Jeremy Grantham’s Road to Zero Growth

By on November 21, 2012

Jeremy Grantham - GMOThe latest quarterly letter by GMO’s Jeremy Grantham was released this week. He paints a very grim picture for future economic growth in the U. S. stating, “The U.S. GDP growth rate that we have become accustomed to for over a hundred years – in excess of 3% a year – is not just hiding behind temporary setbacks. It is gone forever.” Grantham sees long-term GDP growth gradually winding down to 1% annually in the U. S.; a sobering assessment for stock market bulls.

Grantham lays much of the blame on the lame growth prospects to the rising cost of resources:

Resource costs have been rising, conservatively, at 7% a year since 2000. If this is maintained in a world growing at under 4% and a developed world at under 1.5% it is easy to see how the squeeze will intensify.

Grantham takes a jab at Ben Bernanke (rightfully so):

Investors should be wary of a Fed whose policy is premised on the idea that 3% growth for the U.S. is normal. Remember, it is led by a guy who couldn’t see a 1-in-1200-year housing bubble! Keeping rates down until productivity surges above its last 30-year average or until American fertility rates leap upwards could be a very long wait!

Grantham also believes demographics will play a role in the growth rate decline as numbers of workers entering the workforce gradually diminish and female labor force participation growth stalls out further.

Grantham expounds on economic consultant Andrew Smither’s notion of the “Bonus Culture,” in which companies, instead of engaging in capital expenditures to gain market share, resort to purchasing their own stock. He conservatively reckons this factor will reduce growth by 0.2% per year.
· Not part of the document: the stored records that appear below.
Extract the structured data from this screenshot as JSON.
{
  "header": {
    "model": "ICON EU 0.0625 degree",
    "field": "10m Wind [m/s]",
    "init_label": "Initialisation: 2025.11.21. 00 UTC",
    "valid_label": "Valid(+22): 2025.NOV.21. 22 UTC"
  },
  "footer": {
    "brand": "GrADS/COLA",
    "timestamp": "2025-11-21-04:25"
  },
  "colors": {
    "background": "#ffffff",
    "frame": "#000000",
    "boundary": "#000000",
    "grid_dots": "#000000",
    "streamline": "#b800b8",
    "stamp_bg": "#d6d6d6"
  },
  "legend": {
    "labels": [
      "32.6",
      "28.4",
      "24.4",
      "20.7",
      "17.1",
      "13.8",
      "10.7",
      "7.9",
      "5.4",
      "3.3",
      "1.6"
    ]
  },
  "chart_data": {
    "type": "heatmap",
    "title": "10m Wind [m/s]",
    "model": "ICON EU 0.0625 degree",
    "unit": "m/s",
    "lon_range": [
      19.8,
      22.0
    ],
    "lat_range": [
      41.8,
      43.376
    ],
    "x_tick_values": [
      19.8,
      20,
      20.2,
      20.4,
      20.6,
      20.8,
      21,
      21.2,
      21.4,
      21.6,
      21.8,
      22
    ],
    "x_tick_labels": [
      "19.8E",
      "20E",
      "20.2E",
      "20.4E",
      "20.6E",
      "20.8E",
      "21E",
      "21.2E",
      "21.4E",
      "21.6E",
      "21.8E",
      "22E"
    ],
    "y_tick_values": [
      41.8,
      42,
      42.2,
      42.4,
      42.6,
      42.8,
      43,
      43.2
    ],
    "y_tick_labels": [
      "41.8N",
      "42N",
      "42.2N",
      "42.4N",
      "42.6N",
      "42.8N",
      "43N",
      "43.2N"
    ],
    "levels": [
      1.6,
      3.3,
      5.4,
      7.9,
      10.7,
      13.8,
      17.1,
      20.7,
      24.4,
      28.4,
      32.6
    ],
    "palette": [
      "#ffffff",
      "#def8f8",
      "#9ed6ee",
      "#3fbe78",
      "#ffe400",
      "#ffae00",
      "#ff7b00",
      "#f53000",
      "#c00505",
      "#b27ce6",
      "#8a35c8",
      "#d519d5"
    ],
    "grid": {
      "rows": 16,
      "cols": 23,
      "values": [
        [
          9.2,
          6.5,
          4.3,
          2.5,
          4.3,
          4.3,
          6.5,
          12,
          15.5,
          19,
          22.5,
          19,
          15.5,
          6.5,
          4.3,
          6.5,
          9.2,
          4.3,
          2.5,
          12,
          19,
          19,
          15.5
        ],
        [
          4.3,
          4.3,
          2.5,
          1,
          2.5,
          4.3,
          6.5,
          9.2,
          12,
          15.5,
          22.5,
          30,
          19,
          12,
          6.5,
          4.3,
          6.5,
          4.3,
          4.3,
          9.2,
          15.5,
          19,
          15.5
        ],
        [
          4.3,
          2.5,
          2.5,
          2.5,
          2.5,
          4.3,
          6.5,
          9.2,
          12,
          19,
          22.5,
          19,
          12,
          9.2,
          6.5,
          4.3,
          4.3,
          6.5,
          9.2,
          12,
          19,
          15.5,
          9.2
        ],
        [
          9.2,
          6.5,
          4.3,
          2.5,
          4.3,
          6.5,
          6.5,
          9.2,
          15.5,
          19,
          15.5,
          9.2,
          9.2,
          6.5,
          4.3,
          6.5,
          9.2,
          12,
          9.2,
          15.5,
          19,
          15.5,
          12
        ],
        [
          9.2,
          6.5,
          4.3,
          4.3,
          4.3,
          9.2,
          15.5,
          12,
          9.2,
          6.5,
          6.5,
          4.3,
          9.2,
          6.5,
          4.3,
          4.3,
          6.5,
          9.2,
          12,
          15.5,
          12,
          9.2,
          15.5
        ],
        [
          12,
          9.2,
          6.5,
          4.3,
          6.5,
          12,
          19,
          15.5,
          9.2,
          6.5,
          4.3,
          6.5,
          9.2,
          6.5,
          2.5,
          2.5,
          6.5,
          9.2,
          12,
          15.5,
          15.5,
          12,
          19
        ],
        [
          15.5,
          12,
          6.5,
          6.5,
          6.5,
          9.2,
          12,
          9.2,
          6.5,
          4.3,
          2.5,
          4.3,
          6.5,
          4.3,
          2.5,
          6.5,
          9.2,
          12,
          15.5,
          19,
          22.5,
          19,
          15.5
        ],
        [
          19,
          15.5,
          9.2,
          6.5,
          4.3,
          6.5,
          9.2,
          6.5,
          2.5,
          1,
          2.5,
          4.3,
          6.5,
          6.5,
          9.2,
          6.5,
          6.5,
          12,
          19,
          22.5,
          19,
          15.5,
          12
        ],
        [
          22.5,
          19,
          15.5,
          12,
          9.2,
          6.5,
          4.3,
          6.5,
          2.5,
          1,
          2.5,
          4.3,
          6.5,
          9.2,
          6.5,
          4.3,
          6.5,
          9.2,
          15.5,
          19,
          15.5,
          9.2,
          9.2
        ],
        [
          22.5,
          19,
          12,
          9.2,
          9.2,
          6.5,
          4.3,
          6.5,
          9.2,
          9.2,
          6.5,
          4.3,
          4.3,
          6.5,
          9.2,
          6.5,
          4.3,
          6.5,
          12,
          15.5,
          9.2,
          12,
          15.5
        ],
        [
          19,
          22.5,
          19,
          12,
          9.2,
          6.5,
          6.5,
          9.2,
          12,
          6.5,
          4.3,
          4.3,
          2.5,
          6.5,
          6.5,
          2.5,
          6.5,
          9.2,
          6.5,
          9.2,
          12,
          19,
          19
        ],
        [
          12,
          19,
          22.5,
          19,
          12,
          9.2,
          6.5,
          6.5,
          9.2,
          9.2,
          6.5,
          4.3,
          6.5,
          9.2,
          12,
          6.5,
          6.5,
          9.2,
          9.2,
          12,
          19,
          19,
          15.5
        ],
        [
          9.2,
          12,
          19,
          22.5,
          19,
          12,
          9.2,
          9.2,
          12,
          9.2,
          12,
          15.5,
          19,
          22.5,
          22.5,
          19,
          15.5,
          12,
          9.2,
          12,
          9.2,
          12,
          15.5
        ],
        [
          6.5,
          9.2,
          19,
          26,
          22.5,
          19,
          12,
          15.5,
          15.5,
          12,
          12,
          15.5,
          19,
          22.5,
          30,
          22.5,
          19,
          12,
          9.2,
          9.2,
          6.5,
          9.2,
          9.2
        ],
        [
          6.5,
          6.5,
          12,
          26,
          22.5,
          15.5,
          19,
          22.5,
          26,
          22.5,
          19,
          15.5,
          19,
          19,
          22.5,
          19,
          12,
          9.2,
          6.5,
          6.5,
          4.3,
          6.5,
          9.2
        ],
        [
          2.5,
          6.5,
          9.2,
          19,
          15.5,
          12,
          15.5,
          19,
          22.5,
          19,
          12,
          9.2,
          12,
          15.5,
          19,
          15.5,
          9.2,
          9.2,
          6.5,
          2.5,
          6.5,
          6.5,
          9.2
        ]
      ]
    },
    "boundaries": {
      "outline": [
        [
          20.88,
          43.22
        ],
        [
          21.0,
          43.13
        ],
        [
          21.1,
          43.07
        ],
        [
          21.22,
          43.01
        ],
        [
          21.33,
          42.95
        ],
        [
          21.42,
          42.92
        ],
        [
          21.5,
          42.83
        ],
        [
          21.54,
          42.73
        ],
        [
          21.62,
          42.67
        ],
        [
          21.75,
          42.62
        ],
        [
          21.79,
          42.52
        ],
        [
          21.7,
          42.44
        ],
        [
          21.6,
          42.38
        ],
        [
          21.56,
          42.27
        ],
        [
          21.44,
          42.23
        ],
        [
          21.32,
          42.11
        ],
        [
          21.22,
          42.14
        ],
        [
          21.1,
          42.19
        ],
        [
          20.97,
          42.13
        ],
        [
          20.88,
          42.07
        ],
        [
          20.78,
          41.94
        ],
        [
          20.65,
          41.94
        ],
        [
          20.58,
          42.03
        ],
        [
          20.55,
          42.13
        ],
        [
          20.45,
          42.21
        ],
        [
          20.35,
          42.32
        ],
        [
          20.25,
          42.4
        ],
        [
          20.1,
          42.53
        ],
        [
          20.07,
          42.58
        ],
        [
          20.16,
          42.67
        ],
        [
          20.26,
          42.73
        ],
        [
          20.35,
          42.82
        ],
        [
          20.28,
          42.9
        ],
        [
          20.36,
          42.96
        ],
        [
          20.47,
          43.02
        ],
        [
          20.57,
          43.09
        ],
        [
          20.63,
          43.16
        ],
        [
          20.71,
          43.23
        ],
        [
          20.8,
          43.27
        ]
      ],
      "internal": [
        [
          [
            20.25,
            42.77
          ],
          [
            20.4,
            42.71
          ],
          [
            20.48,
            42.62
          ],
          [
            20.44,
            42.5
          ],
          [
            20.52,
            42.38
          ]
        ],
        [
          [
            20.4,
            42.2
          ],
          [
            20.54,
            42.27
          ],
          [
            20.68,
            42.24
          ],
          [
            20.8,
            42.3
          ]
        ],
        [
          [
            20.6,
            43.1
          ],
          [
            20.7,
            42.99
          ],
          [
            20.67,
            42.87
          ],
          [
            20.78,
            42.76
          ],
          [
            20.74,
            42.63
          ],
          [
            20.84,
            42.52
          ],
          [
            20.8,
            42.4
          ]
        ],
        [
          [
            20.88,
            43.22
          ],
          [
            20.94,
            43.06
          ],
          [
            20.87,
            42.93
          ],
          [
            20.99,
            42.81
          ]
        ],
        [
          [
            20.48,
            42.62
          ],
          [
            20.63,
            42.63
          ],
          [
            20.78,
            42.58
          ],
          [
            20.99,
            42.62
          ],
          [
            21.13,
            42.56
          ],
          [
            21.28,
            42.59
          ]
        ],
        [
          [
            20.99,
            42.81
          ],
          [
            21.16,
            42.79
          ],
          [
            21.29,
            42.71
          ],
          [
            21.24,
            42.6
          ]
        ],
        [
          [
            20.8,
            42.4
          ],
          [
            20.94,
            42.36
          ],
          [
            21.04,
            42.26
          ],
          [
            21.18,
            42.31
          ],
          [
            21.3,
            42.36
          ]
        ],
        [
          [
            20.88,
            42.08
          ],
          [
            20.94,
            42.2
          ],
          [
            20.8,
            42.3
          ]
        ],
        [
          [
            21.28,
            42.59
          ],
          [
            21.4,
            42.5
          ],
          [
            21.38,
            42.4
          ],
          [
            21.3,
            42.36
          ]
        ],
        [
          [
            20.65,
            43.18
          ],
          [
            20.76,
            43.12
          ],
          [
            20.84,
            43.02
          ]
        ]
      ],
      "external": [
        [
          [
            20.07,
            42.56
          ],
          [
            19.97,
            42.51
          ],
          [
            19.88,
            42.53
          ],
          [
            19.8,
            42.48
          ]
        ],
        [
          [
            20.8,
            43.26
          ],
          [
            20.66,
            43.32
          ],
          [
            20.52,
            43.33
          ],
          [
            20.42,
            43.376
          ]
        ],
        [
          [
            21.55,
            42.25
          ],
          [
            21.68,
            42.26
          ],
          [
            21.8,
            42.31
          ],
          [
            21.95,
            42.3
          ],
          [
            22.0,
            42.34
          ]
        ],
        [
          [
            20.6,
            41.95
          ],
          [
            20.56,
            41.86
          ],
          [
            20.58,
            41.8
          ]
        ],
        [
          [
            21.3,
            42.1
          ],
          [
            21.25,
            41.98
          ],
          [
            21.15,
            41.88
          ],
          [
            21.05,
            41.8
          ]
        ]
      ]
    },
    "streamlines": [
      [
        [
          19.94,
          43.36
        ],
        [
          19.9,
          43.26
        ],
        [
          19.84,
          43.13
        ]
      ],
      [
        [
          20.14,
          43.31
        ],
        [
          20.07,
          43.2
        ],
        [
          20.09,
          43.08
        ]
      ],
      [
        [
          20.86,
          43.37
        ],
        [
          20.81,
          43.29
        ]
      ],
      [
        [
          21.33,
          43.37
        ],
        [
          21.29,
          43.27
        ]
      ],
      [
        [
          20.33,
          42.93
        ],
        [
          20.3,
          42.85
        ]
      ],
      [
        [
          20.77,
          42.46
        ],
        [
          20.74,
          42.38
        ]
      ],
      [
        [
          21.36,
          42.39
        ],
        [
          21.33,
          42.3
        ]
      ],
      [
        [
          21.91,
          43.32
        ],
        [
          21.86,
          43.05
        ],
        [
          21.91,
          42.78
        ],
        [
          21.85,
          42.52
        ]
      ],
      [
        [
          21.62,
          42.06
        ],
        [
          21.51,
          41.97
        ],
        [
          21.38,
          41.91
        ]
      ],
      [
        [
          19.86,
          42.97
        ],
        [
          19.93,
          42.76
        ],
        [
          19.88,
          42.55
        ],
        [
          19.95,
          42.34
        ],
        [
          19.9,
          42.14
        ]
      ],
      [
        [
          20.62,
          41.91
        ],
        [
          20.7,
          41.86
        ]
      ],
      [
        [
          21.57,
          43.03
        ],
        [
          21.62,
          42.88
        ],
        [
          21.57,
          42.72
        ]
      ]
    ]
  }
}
Grantham’s letter is 16 pages long and chock full of interesting observations including his expectations for service versus manufacturing sector productivity growth, the prospects for the unemployed, his hopes for a monumental reduction in the monetary and environmental cost of basic ground transportation via technological innovation, and his concerns regarding global climate change.